Sunday, July 8, 2007

Measure Your Carbon Footprint (Size Matters)

How big your carbon footprint is depends largely on where you live, what you drive, how far you drive, whether you take public transportation, how often and how far you fly, whether you eat a lot of beef and eat local produce and how much you recycle. Seriously. It all comes down to those things.

You can take a carbon quiz at http://www.wired.com/wired/archive/14.05/carbon.html to see where you fall, whether a Deep green (smiley face), a Fair-weather eco-friend (flatline face), or a CO2 addict (unhappy face).

A confession: I have taken a spectacular fall from enviro-grace. Once upon a time I lived in that nirvana of carbon neutrality, Portland, Oregon, a densely urban (and urbane) city of light rail, bike trails and pedestrian malls. More recently I've lived in Weston, Florida, a sprawling tract home development of air-conditioned McMansions, gas-guzzling SUVs and two-hour work commutes.

Can you guess which lifestyle I liked better?

So, take the quiz and share a story.

Thursday, July 5, 2007

A Bad Air Day



It doesn't happen every time I go, but an extended visit to Shanghai is enough to make me sick. The throat tightens and an itch settles in causing a week or more of involuntary coughing. As much as I'd like to clear my throat, I cannot. Dr. Golden's cough drops help, but they give only limited relief.

I always recover, however, mainly because I leave the country. But apparently hundreds of thousands of urban (and surburban) Chinese do not get better, as evidenced by recent reports that lung cancer and other respiratory complications kill thousands every month in China. And it's not just the anthropogenic causes of air pollution, such as factory aerosols.

Seasonal sandstorms off the Gobi desert frequently overwhelm Beijing . Authorities say a "sand wilderness" is encroaching on the Chinese capitol. To slow the advance of "desertification" the Chinese government has invested billions of dollars in a plan to build a "Green Wall of China," a berm of trees and shrubs to act as a buffer between the expanding desert and Beijing.

While the effort is partly an obligation by Beijing to create an environmentally friendly Olympic Games, critics say it is a mere pinprick. Only ten percent of the total area is impacted by the green cordon, say some environmentalists, and the root causes of sandstorms and desertification remain unaddressed. Nothing will change unless poverty, over-grazing, overpopulation and unsustainable development are dealt with.

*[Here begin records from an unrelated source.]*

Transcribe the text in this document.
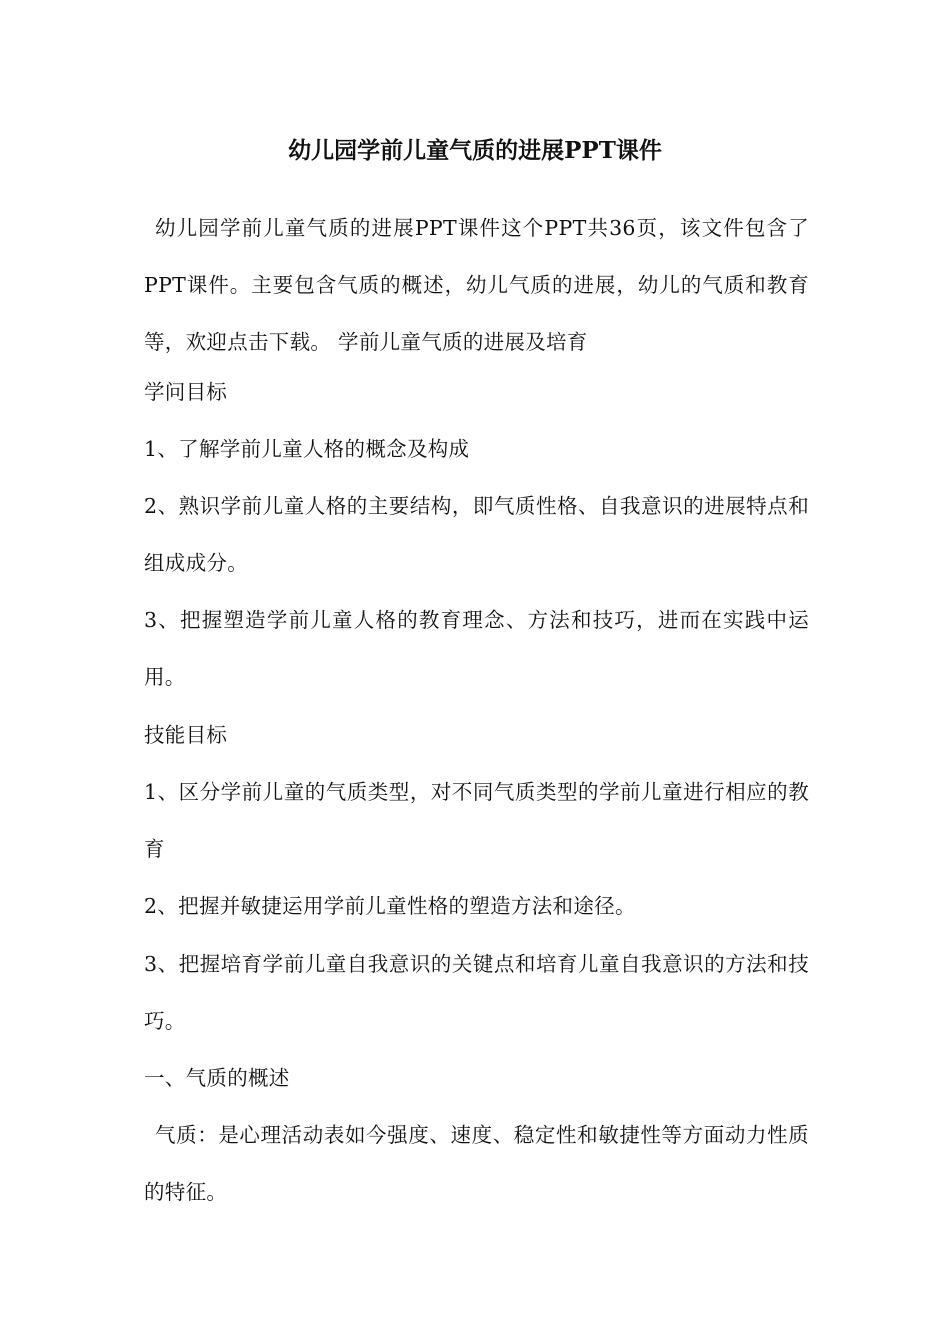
幼儿园学前儿童气质的进展PPT课件

幼儿园学前儿童气质的进展PPT课件这个PPT共36页，该文件包含了PPT课件。主要包含气质的概述，幼儿气质的进展，幼儿的气质和教育等，欢迎点击下载。 学前儿童气质的进展及培育

学问目标

1、了解学前儿童人格的概念及构成

2、熟识学前儿童人格的主要结构，即气质性格、自我意识的进展特点和组成成分。

3、把握塑造学前儿童人格的教育理念、方法和技巧，进而在实践中运用。

技能目标

1、区分学前儿童的气质类型，对不同气质类型的学前儿童进行相应的教育

2、把握并敏捷运用学前儿童性格的塑造方法和途径。

3、把握培育学前儿童自我意识的关键点和培育儿童自我意识的方法和技巧。

一、气质的概述

气质：是心理活动表如今强度、速度、稳定性和敏捷性等方面动力性质的特征。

Meantime, don't think that Beijing's occasional plague of sand is merely a local problem. Particularly fierce storms have been known to kick up enough sand into the jet stream where it is carried all the way around the world to the United States.

Sunday, July 1, 2007

The Color of Money

Visitors to modern China are often struck by the lush greenness of its product packaging, building signage and highway billboards. Idyllic images of an unspoiled countryside play well in advertising. It seems every billboard, regardless of the product, company or service being sold, evokes a pastoral, pre-industrial China unblighted by factories and smokestacks.

My Chinese friends tell me they revere nature and pay a lot of attention to what is being lost in China. It makes some sense. China's industrialization and rush to urban prosperity began only a few years ago. Its long history is predominantly agrarian.

Still, it is amazing to reflect on the disconnect between Chinese "green" marketing and what is actually going on behind the billboards in the despoiled industrial flats of coastal China. It asks too much of the imagination to believe that personal choices of plastic or paper at the grocery store could influence environmental threats of the magnitude facing China.

Yet, Chinese governments and companies push "green" consumer concepts, from food and home appliances to shampoo and building materials. Beijing has put forward a "Green Olympics," advocating energy-saving, nonpollutant technologies like "green" toilets and solar lighting systems in stadiums.

Some Chinese historians have linked the consumption of "green" goods with Chinese civilization. This view has modern China anchored in a tradition of preserving nature in balance with human economy, of promoting health and social security with sustainable growth. If all those green billboards mean anything, they stand above all for vitality and long life, core Chinese values.

The problem is that the use of "green" labeling to make money is even more promiscuous and rapacious in China than the United States. While a mere lack of uniform standards may confuse U.S. consumers, chaos and outright illegality plague China. People's Daily reports routinely about false environmentally friendly products.

For example, news reports last year told of building material markets around Shanghai hanging environmentally friendly signs on products that clearly did not deserve them. Several flooring companies were fined for failing to disclose the formaldehyde content and off-gassing potential of products they advertised as "environmentally friendly," "toxic free" and "anti-allergenic."